Unjust Desserts

Seeing the allegations of sexual harassment against Herman Cain by two former employees of the National Restaurant Association reminded me of a story that has nothing to do with sex or harassment.

About 15 years ago, during my long run as a morning radio host in Washington, DC, I was invited to emcee the National Restaurant Association's annual awards banquet. Thinking that, at the very least, we'd get some really good food, I agreed and took my wife. I won't bore you with the details of the ceremony, which dragged on for almost three hours, but I will tell you how disappointed we were in the actual dinner.

Each of the five nominees for Restaurant Of The Year prepared a course -- appetizer, soup, salad, entree, dessert. We were fine through the first three, but then we got to the main course, which was squab.

That's pigeon.

Having spent most of my life in or near major American cities, pigeons were nothing more than an annoyance -- birds that don't get out of your way on the sidewalk and, if they do, take out their grievances on humans (both real and in statue form) by bombing us from above. Bottom line: I had never looked at a pigeon and thought, "You must be delicious!"

It isn't. It's also not a large bird, with seemingly more bones than meat. Picking apart and eating one is a challenge for the world's finest surgeons, let alone a hungry layman (does Swanson still make the Hungry Layman line of frozen dinners?).

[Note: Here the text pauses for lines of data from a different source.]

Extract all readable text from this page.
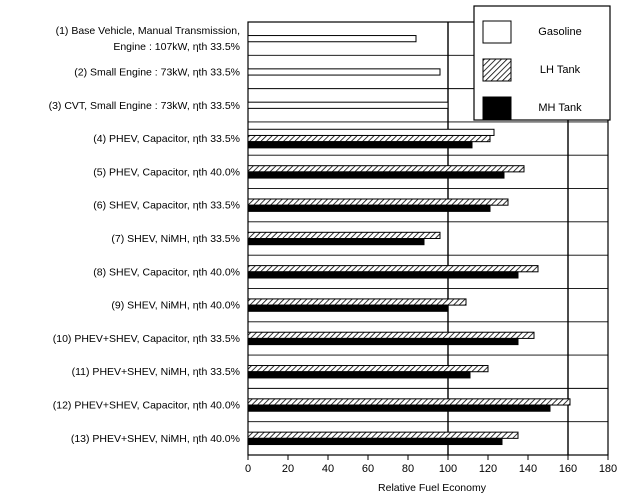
(1) Base Vehicle, Manual Transmission,
Engine : 107kW, ηth 33.5%
(2) Small Engine : 73kW, ηth 33.5%
(3) CVT, Small Engine : 73kW, ηth 33.5%
(4) PHEV, Capacitor, ηth 33.5%
(5) PHEV, Capacitor, ηth 40.0%
(6) SHEV, Capacitor, ηth 33.5%
(7) SHEV, NiMH, ηth 33.5%
(8) SHEV, Capacitor, ηth 40.0%
(9) SHEV, NiMH, ηth 40.0%
(10) PHEV+SHEV, Capacitor, ηth 33.5%
(11) PHEV+SHEV, NiMH, ηth 33.5%
(12) PHEV+SHEV, Capacitor, ηth 40.0%
(13) PHEV+SHEV, NiMH, ηth 40.0%
0	20	40	60	80 100 120 140 160 180
Relative Fuel Economy
Gasoline
LH Tank
MH Tank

I don't know which restaurant prepared that course, or the earlier ones, but I remember to this day which one prepared the dessert. It was (and still is) Vidalia. Naturally, when your business is named after an vegetable, you want to make it memorable by using it in your featured course. And with a name like Vidalia, that meant two things: onion ice cream and onion cake.

I have eaten a lot of ice cream in my life. At one point in my teens, I could have told you every one of Baskin Robbins’ 31 flavors and recited the Howard Johnson's menu by heart. There was never any onion ice cream. And there shouldn't be. No ingredient in ice cream should make you cry as you prepare it. If you went around the world and asked people which taste they would least like to have in their ice cream, I'm pretty sure onion would be way up there on the list. Right next to squab.

Happily, Vidalia did not win Restaurant Of The Year that night. If it were up to me, their membership in the National Restaurant Association membership would have been revoked right then and there.

Then I would have made them finish their foul-tasting leftovers and write, in chocolate sauce on a thousand plates, "I will never make dessert out of onions again!"